Das kontroverse Ende der Wuschek-Ära prägte den Anfang der ­neuen Intendanz. Wuschek trat wegen Kritik an mangelnder Auf­arbeitung eines Rassismusvorfalls im Ensemble zurück. Der Vorfall ereignete sich bereits 2018. Sichtbare Reaktionen gab es erst ein Jahr später – und dies trotz zwischenzeitlicher Installation einer ­Diversitätsagentin. Die Interimsintendanz mühte sich mit Workshops und Gesprächen um eine hausinterne Sensibilisierung. Sie führte 2020 auch verbindlich eine Antidiskriminierungsklausel ein. Die wurde, so erzählte Diversitätsagentin Sonja Baltruschat in einem Interview mit ZEIT ONLINE, auch drei Mal zum Einsatz gebracht. Ein offener Brief der Belegschaft des Theaters an der Park­aue ebenfalls im Jahr 2020 machte aber auch deutlich, dass sich die Angestellten in ihrem Bemühen um eine konstruktive Fortsetzung ihrer künstlerischen und organisatorischen Tätigkeit von der Politik im Stich gelassen fühlten. Sie forderten Kultursenator Lederer zu einer schnellen Entscheidung über die neue Leitung des Hauses auf.

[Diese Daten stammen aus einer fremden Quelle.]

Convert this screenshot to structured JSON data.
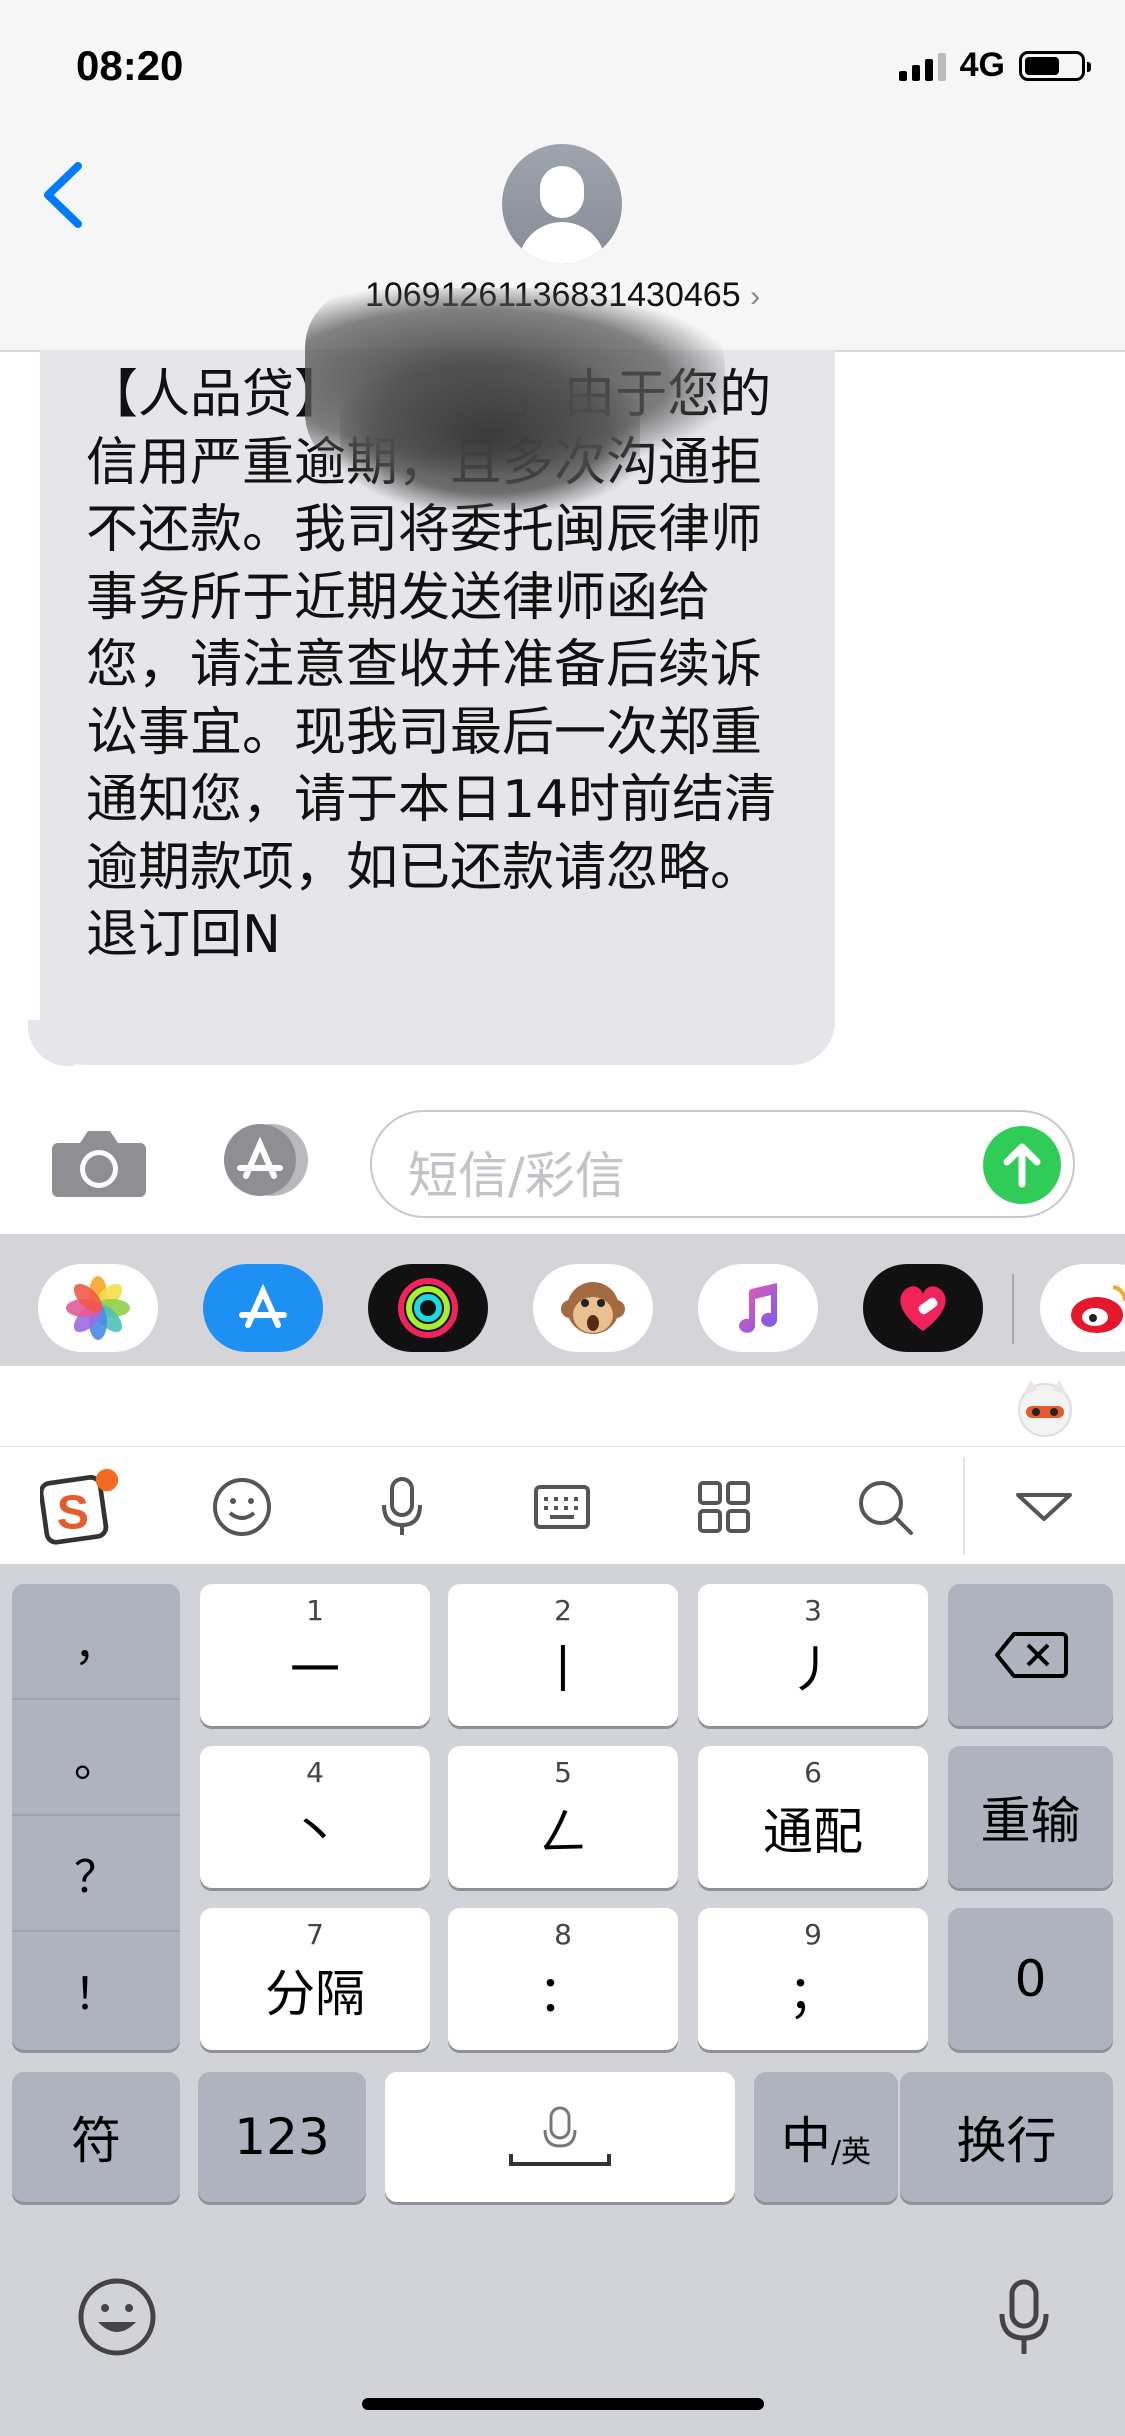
{
  "status_bar": {
    "time": "08:20",
    "network": "4G"
  },
  "header": {
    "contact": "10691261136831430465",
    "chevron": "›"
  },
  "message": {
    "text": "【人品贷】          ，由于您的信用严重逾期，且多次沟通拒不还款。我司将委托闽辰律师事务所于近期发送律师函给您，请注意查收并准备后续诉讼事宜。现我司最后一次郑重通知您，请于本日14时前结清逾期款项，如已还款请忽略。 退订回N"
  },
  "compose": {
    "placeholder": "短信/彩信"
  },
  "app_strip": {
    "apps": [
      "photos-icon",
      "app-store-icon",
      "activity-icon",
      "animoji-icon",
      "music-icon",
      "heart-app-icon",
      "weibo-icon"
    ]
  },
  "keyboard": {
    "punct": [
      "，",
      "。",
      "？",
      "！"
    ],
    "rows": [
      [
        {
          "num": "1",
          "label": "一"
        },
        {
          "num": "2",
          "label": "丨"
        },
        {
          "num": "3",
          "label": "丿"
        }
      ],
      [
        {
          "num": "4",
          "label": "丶"
        },
        {
          "num": "5",
          "label": "ㄥ"
        },
        {
          "num": "6",
          "label": "通配"
        }
      ],
      [
        {
          "num": "7",
          "label": "分隔"
        },
        {
          "num": "8",
          "label": "："
        },
        {
          "num": "9",
          "label": "；"
        }
      ]
    ],
    "side": {
      "reenter": "重输",
      "zero": "0"
    },
    "bottom": {
      "symbols": "符",
      "numbers": "123",
      "lang_main": "中",
      "lang_sub": "/英",
      "return": "换行"
    }
  },
  "colors": {
    "accent": "#007aff",
    "send": "#2fcc57",
    "bubble": "#e5e5ea"
  }
}
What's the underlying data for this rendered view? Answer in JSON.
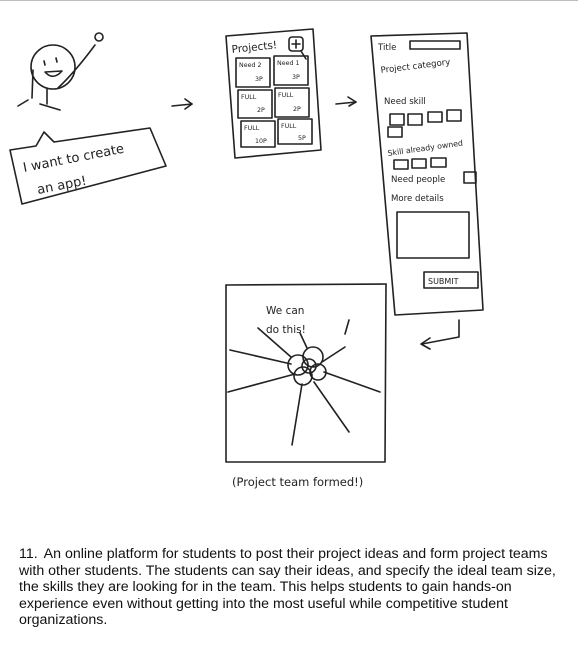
{
  "sketch": {
    "person": {
      "speech": [
        "I want to create",
        "an app!"
      ]
    },
    "projects_panel": {
      "title": "Projects!",
      "cards": [
        {
          "tag": "Need 2",
          "size": "3P"
        },
        {
          "tag": "Need 1",
          "size": "3P"
        },
        {
          "tag": "FULL",
          "size": "2P"
        },
        {
          "tag": "FULL",
          "size": "2P"
        },
        {
          "tag": "FULL",
          "size": "10P"
        },
        {
          "tag": "FULL",
          "size": "5P"
        }
      ]
    },
    "form": {
      "title_label": "Title",
      "category_label": "Project category",
      "need_skill_label": "Need skill",
      "owned_skill_label": "Skill already owned",
      "need_people_label": "Need people",
      "details_label": "More details",
      "submit_label": "SUBMIT"
    },
    "team_frame": {
      "exclaim": [
        "We can",
        "do this!"
      ],
      "caption": "(Project team formed!)"
    }
  },
  "caption": {
    "number": "11.",
    "text": "An online platform for students to post their project ideas and form project teams with other students. The students can say their ideas, and specify the ideal team size, the skills they are looking for in the team. This helps students to gain hands-on experience even without getting into the most useful while competitive student organizations."
  }
}
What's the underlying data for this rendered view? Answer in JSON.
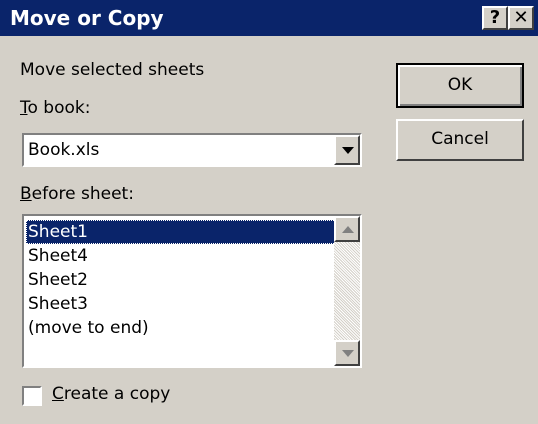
{
  "window": {
    "title": "Move or Copy"
  },
  "titlebar": {
    "help_label": "?",
    "close_label": "✕"
  },
  "main": {
    "heading": "Move selected sheets",
    "to_book_label_mnemonic": "T",
    "to_book_label_rest": "o book:",
    "to_book_value": "Book.xls",
    "before_sheet_label_mnemonic": "B",
    "before_sheet_label_rest": "efore sheet:",
    "sheets": [
      "Sheet1",
      "Sheet4",
      "Sheet2",
      "Sheet3",
      "(move to end)"
    ],
    "selected_sheet": "Sheet1",
    "create_copy_mnemonic": "C",
    "create_copy_rest": "reate a copy",
    "create_copy_checked": false
  },
  "buttons": {
    "ok_label": "OK",
    "cancel_label": "Cancel"
  },
  "colors": {
    "titlebar": "#0a246a",
    "face": "#d4d0c8",
    "selection": "#0a246a"
  }
}
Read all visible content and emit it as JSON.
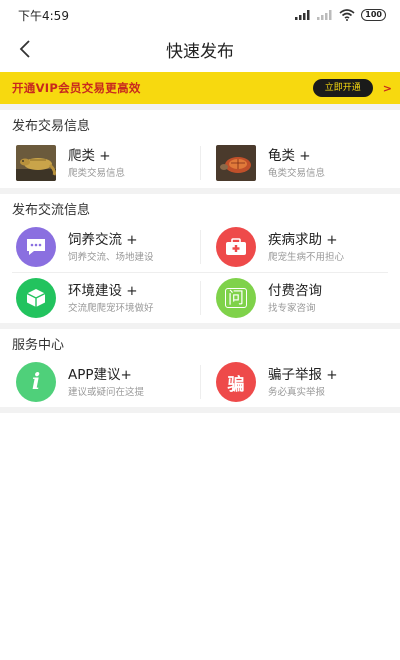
{
  "status": {
    "time": "下午4:59",
    "battery": "100"
  },
  "nav": {
    "title": "快速发布"
  },
  "vip": {
    "text": "开通VIP会员交易更高效",
    "button": "立即开通",
    "arrow": ">"
  },
  "sections": [
    {
      "title": "发布交易信息",
      "rows": [
        [
          {
            "title": "爬类 +",
            "sub": "爬类交易信息",
            "icon": "lizard-thumbnail"
          },
          {
            "title": "龟类 +",
            "sub": "龟类交易信息",
            "icon": "turtle-thumbnail"
          }
        ]
      ]
    },
    {
      "title": "发布交流信息",
      "rows": [
        [
          {
            "title": "饲养交流 +",
            "sub": "饲养交流、场地建设",
            "icon": "chat-icon",
            "color": "#8a6fe0"
          },
          {
            "title": "疾病求助 +",
            "sub": "爬宠生病不用担心",
            "icon": "medical-kit-icon",
            "color": "#ee4a4a"
          }
        ],
        [
          {
            "title": "环境建设 +",
            "sub": "交流爬爬宠环境做好",
            "icon": "cube-icon",
            "color": "#22c35e"
          },
          {
            "title": "付费咨询",
            "sub": "找专家咨询",
            "icon": "question-icon",
            "glyph": "问",
            "color": "#7fd24a"
          }
        ]
      ]
    },
    {
      "title": "服务中心",
      "rows": [
        [
          {
            "title": "APP建议+",
            "sub": "建议或疑问在这提",
            "icon": "info-icon",
            "glyph": "i",
            "color": "#4fd07a"
          },
          {
            "title": "骗子举报 +",
            "sub": "务必真实举报",
            "icon": "fraud-report-icon",
            "glyph": "骗",
            "color": "#ee4a4a"
          }
        ]
      ]
    }
  ]
}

Riemenschneider und Schulz, die sich von den Bundeswettbewerben für Jugendliche der Berliner Festspiele kennen, bekamen den Zuschlag. Ihre Einarbeitungszeit war kurz. Die Arbeits­teilung, die eine Doppelintendanz mit sich bringt, war dabei durchaus hilfreich. Als wichtig sehen Schulz und Riemenschneider an, das Programm diverser und inklusiver zu gestalten und dabei auch über die Personen diversere Perspektiven einzubringen. Das spiegelt sich nicht nur im künstlerischen Personal, sondern auch bei der Besetzung von Positionen in Dramaturgie und Vermittlung wider. Diversitätsagentin Baltruschat gehört als Referentin für diversitätsorientierte Organisationsentwicklung jetzt zur Leitungsebene. Im Januar begannen am Haus Residenzen inklusiver Künstlerinnen und Künstler, unter anderem mit dem Theater Hora, dem Theater Thikwa und der Gruppe Meine Damen und Herren. „Es geht darum herauszufinden, wie inklusive Theater­arbeit für junges Publikum stattfinden kann. Das ist einerseits künstlerische Forschung. Zum anderen geht es aber auch darum, überhaupt mit einem Staatstheater in Kontakt zu treten und zu gucken, was braucht eine inklusiv gedachte Produktion, welche Erzählformen gibt es, welche unterschiedlichen Herangehens­weisen kann man entwickeln?“, erläutert Schulz.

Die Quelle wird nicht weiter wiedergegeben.